I’m not sure how I feel about the menu screen thing. Is it really necessary to be so dependent on technology? Maybe that’s just the luddite in me coming through, but you know sometimes it’s just nice having a helpful wait staff take your order so you can grill them on random things…like whether the meat they’re using is organic or not :P.
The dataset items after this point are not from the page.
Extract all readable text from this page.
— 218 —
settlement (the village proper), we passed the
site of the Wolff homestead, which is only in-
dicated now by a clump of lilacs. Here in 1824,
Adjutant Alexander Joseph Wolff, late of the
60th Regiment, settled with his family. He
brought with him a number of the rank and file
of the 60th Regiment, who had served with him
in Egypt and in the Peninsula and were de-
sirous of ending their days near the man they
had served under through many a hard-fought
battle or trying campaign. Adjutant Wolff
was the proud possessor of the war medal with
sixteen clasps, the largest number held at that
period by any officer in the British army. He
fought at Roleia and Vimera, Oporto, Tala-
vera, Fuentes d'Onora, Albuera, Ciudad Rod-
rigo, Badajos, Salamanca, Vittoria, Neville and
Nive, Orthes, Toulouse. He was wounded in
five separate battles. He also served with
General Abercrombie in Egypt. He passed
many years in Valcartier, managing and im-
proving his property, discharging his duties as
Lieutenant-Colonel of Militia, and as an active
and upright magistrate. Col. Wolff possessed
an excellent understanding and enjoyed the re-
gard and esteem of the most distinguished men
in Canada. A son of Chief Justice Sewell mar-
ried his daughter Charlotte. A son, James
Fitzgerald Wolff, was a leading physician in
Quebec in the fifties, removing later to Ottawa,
Moving onto the food, dumplings being the key things under examination that day. We had the xiao long bao and the fried dumplings. They weren’t bad, but it pales compared to HuTong’s. Given that the pricing is near identical, I wouldn’t pick China Red as my first choice for this style of dumplings in the city. Perhaps their other dishes shine more? I’m yet to discover these. Whatever the case, their use of technology has been creating a lot of curiosity and buzz. I only hope they can back this up with some truly tasty treats.